Terapia infantil

Terapia infantil

Tras haber tenido un primer contacto telefónico con alguno de los padres del niño en el cual se recogen algunos datos como el motivo de consulta, quiénes acudirán a la primera sesión,etc., tiene lugar un encuentro en persona con alguno de estos o con ambos , según la disponibilidad, (y el niño, en función de los casos).

De esta forma nos conocemos los padres y yo mutuamente y les pido que me cuenten qué es lo que les trae a la consulta, cuál es su preocupación. Me intereso también por conocer quiénes conviven en la unidad familiar, cuál es la dinámica de la misma, el tipo de relación que existe entre sus miembros  y las características del niño, su carácter.

Trato de valorar siempre a las personas que vienen a terapia, porque pienso que es un gran esfuerzo que hacen al venir y porque pienso que están tomando parte activa en la resolución de un problema y por eso buscan ayuda.

Una vez pactadas la forma de trabajar, la dinámica de las sesiones, el compromiso y responsabilidad de los padres y mía para lograr una mejora del problema inicial, suelo proceder a trabajar más con el niño.
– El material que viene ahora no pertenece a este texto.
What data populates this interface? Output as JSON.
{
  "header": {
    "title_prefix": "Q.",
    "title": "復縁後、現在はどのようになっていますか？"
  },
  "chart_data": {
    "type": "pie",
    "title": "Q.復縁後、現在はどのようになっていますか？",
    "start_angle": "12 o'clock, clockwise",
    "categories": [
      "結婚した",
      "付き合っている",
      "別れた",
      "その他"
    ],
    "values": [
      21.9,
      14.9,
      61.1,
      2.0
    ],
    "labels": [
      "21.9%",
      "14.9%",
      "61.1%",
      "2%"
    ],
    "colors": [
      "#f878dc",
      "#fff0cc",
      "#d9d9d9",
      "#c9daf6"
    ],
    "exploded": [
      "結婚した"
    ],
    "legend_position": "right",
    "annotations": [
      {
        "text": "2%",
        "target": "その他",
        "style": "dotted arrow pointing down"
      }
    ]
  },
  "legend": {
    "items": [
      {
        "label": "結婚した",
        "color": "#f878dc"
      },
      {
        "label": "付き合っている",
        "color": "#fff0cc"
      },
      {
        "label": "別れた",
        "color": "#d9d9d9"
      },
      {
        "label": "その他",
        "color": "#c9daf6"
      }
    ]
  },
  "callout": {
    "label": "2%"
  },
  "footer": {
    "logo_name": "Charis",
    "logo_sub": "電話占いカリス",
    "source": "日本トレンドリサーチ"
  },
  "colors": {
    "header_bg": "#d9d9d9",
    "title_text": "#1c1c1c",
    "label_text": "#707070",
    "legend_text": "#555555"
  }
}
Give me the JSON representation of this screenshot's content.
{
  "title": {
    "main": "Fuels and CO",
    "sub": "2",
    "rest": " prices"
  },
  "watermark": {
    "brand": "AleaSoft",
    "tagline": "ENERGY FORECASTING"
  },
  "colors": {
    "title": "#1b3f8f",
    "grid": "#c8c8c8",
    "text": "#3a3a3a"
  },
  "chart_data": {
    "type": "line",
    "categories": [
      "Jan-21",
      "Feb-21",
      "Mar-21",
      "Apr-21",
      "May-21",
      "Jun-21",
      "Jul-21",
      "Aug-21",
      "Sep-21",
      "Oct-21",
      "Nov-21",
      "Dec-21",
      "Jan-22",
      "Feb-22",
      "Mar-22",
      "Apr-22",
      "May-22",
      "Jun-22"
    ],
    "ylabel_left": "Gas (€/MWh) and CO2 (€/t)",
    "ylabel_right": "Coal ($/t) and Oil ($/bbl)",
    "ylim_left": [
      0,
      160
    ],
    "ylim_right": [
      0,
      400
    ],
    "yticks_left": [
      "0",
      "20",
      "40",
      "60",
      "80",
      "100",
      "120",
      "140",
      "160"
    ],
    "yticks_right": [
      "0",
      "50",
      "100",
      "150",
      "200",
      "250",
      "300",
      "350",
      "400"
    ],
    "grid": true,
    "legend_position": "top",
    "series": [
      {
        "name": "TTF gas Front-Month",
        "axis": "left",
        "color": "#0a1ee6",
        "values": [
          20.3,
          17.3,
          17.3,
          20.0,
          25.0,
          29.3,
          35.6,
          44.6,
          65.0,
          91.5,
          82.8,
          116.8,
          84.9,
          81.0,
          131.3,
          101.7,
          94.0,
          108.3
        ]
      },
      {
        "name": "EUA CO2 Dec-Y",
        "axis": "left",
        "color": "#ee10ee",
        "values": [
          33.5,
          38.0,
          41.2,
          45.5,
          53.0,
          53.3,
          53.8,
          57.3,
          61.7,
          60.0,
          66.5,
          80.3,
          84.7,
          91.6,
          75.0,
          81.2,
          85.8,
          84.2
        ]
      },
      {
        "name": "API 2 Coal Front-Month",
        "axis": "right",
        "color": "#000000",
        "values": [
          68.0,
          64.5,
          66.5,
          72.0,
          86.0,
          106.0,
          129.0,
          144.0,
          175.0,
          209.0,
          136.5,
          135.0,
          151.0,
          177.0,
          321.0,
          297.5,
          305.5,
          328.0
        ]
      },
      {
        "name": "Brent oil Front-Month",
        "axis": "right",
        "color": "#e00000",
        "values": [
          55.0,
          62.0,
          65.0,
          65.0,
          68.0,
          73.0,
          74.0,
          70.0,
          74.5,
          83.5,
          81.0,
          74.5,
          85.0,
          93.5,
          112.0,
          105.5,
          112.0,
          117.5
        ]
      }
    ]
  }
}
Para ello observo sus conductas, su manera de relacionarse conmigo, su capacidad comunicativa y yo, por mi parte, he de trabajar de forma diferente a como lo hago con los adultos, adecuándome y adaptándome a su edad y su lenguaje, su nivel de desarrollo madurativo y las características propias de la infancia, entre otros aspectos.

Utilizo herramientas como el dibujo y el juego, además de la comunicación verbal, para trabajar con los niños. Como he señalado antes, dependiendo de la edad del niño y de su forma de ser, del tipo de apego con los padres y del motivo de consulta, trabajo de una forma u otra.

A la vez que tiene lugar el proceso de terapia con el niño, suelo reunirme de forma periódica con los padres del mismo para conocer cómo le están viendo, para saber si están percibiendo cambios, también para darles algunas indicaciones de lo que yo estoy percibiendo y poder trabajar así aspectos familiares y de interacción con el niño.

En ocasiones también, y para el buen funcionamiento y la eficacia de la intervención terapéutica, suelo reunirme en alguna ocasión con el profesor o tutor del niño, también para recabar más información, para ver la evolución del trabajo y trabajar de forma conjunta para ofrecer una mejor ayuda.